Q. TAO1, J. Ren2, B. Wang1, Y. Zheng1, J. Li2 1Affiliated Zhongda Hospital, Southeast University,General Surgery,Nanjing, JIANGSU, China 2Jinling Hospital, Nanjing University,General Surgery,Nanjing, JIANGSU, China
Introduction: Management of open abdomen (OA) is a formidable challenge, certainly when abdominal sepsis is present. Failure to achieve delayed primary fascial closure is one of the most common complications. This prospective cohort study aims to explore the influence of continuous topical irrigation on the management of open septic abdomen.
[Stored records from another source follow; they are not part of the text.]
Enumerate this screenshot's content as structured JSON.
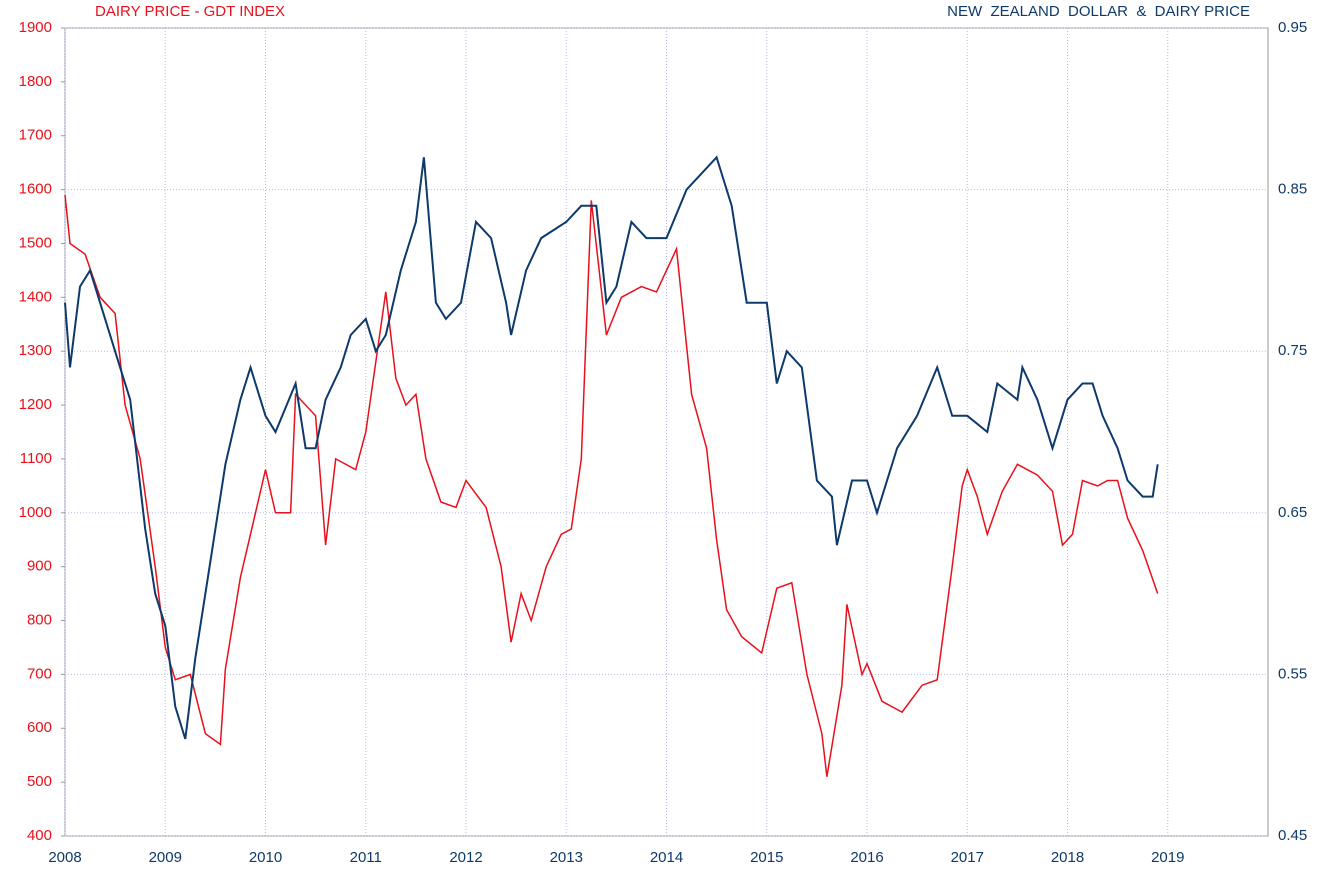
{
  "chart_data": {
    "type": "line",
    "title_left": "DAIRY PRICE - GDT INDEX",
    "title_right": "NEW  ZEALAND  DOLLAR  &  DAIRY PRICE",
    "xlim": [
      2008,
      2020
    ],
    "xticks": [
      2008,
      2009,
      2010,
      2011,
      2012,
      2013,
      2014,
      2015,
      2016,
      2017,
      2018,
      2019
    ],
    "ylim": [
      400,
      1900
    ],
    "yticks": [
      400,
      500,
      600,
      700,
      800,
      900,
      1000,
      1100,
      1200,
      1300,
      1400,
      1500,
      1600,
      1700,
      1800,
      1900
    ],
    "y2lim": [
      0.45,
      0.95
    ],
    "y2ticks": [
      0.45,
      0.55,
      0.65,
      0.75,
      0.85,
      0.95
    ],
    "grid": true,
    "series": [
      {
        "color": "#e8101a",
        "axis": "y",
        "x": [
          2008.0,
          2008.05,
          2008.2,
          2008.35,
          2008.5,
          2008.6,
          2008.75,
          2008.9,
          2009.0,
          2009.1,
          2009.25,
          2009.4,
          2009.55,
          2009.6,
          2009.75,
          2009.9,
          2010.0,
          2010.1,
          2010.25,
          2010.3,
          2010.5,
          2010.6,
          2010.7,
          2010.9,
          2011.0,
          2011.2,
          2011.3,
          2011.4,
          2011.5,
          2011.6,
          2011.75,
          2011.9,
          2012.0,
          2012.2,
          2012.35,
          2012.45,
          2012.55,
          2012.65,
          2012.8,
          2012.95,
          2013.05,
          2013.15,
          2013.25,
          2013.4,
          2013.55,
          2013.75,
          2013.9,
          2014.1,
          2014.25,
          2014.4,
          2014.5,
          2014.6,
          2014.75,
          2014.95,
          2015.1,
          2015.25,
          2015.4,
          2015.55,
          2015.6,
          2015.75,
          2015.8,
          2015.95,
          2016.0,
          2016.15,
          2016.35,
          2016.55,
          2016.7,
          2016.85,
          2016.95,
          2017.0,
          2017.1,
          2017.2,
          2017.35,
          2017.5,
          2017.7,
          2017.85,
          2017.95,
          2018.05,
          2018.15,
          2018.3,
          2018.4,
          2018.5,
          2018.6,
          2018.75,
          2018.9
        ],
        "values": [
          1590,
          1500,
          1480,
          1400,
          1370,
          1200,
          1100,
          900,
          750,
          690,
          700,
          590,
          570,
          710,
          880,
          1000,
          1080,
          1000,
          1000,
          1220,
          1180,
          940,
          1100,
          1080,
          1150,
          1410,
          1250,
          1200,
          1220,
          1100,
          1020,
          1010,
          1060,
          1010,
          900,
          760,
          850,
          800,
          900,
          960,
          970,
          1100,
          1580,
          1330,
          1400,
          1420,
          1410,
          1490,
          1220,
          1120,
          950,
          820,
          770,
          740,
          860,
          870,
          700,
          590,
          510,
          680,
          830,
          700,
          720,
          650,
          630,
          680,
          690,
          900,
          1050,
          1080,
          1030,
          960,
          1040,
          1090,
          1070,
          1040,
          940,
          960,
          1060,
          1050,
          1060,
          1060,
          990,
          930,
          850
        ]
      },
      {
        "color": "#0d3a6b",
        "axis": "y2",
        "x": [
          2008.0,
          2008.05,
          2008.15,
          2008.25,
          2008.4,
          2008.55,
          2008.65,
          2008.8,
          2008.9,
          2009.0,
          2009.1,
          2009.2,
          2009.3,
          2009.45,
          2009.6,
          2009.75,
          2009.85,
          2010.0,
          2010.1,
          2010.3,
          2010.4,
          2010.5,
          2010.6,
          2010.75,
          2010.85,
          2011.0,
          2011.1,
          2011.2,
          2011.35,
          2011.5,
          2011.58,
          2011.7,
          2011.8,
          2011.95,
          2012.1,
          2012.25,
          2012.4,
          2012.45,
          2012.6,
          2012.75,
          2013.0,
          2013.15,
          2013.3,
          2013.4,
          2013.5,
          2013.65,
          2013.8,
          2014.0,
          2014.2,
          2014.35,
          2014.5,
          2014.65,
          2014.8,
          2015.0,
          2015.1,
          2015.2,
          2015.35,
          2015.5,
          2015.65,
          2015.7,
          2015.85,
          2016.0,
          2016.1,
          2016.3,
          2016.5,
          2016.7,
          2016.85,
          2017.0,
          2017.2,
          2017.3,
          2017.5,
          2017.55,
          2017.7,
          2017.85,
          2018.0,
          2018.15,
          2018.25,
          2018.35,
          2018.5,
          2018.6,
          2018.75,
          2018.85,
          2018.9
        ],
        "values": [
          0.78,
          0.74,
          0.79,
          0.8,
          0.77,
          0.74,
          0.72,
          0.64,
          0.6,
          0.58,
          0.53,
          0.51,
          0.56,
          0.62,
          0.68,
          0.72,
          0.74,
          0.71,
          0.7,
          0.73,
          0.69,
          0.69,
          0.72,
          0.74,
          0.76,
          0.77,
          0.75,
          0.76,
          0.8,
          0.83,
          0.87,
          0.78,
          0.77,
          0.78,
          0.83,
          0.82,
          0.78,
          0.76,
          0.8,
          0.82,
          0.83,
          0.84,
          0.84,
          0.78,
          0.79,
          0.83,
          0.82,
          0.82,
          0.85,
          0.86,
          0.87,
          0.84,
          0.78,
          0.78,
          0.73,
          0.75,
          0.74,
          0.67,
          0.66,
          0.63,
          0.67,
          0.67,
          0.65,
          0.69,
          0.71,
          0.74,
          0.71,
          0.71,
          0.7,
          0.73,
          0.72,
          0.74,
          0.72,
          0.69,
          0.72,
          0.73,
          0.73,
          0.71,
          0.69,
          0.67,
          0.66,
          0.66,
          0.68
        ]
      }
    ]
  }
}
Methods: The patients with abdominal sepsis who underwent OA using vacuum-assisted and mesh-mediated fascial traction (VAWCM) technique, were divided into the irrigation and control groups. The delayed primary fascial closure rate and other outcomes were compared between the two groups.
Results:Between 2007 and 2013, 73 patients with open septic abdomen were treated with continuous topical irrigation and VAWCM, and 61 cases with only VAWCM. The overall delayed primary fascial closure rate in the irrigation group was significantly increased (63% vs 41%, p = 0.011). The mortality with OA was similar (24.6% vs 23%, p = 0.817). However, time to delayed primary fascial closure (p = 0.003) and length of stay in hospital (p = 0.022) in the survivals were significantly decreased in the irrigation group. In addition to topical irrigation (OR 1.453, 95% CI 1.222 – 4.927, p = 0.011), early enteral feeding (OR 3.357, 95% CI 1.479 – 7.619; p = 0.003) and restricted crystalloid fluid infusion (OR 2.611, 95% CI 1.296 – 5.261; p = 0.007) were independent influencing factors related to successful fascial closure of open septic abdomen.
Conclusion:Continuous topical irrigation could improve the delayed primary fascial closure, but could not decrease the mortality in the patients with open septic abdomen using VAWCM method. Early enteral feeding and restricted crystalloid fluid infusion might be recommended in such population.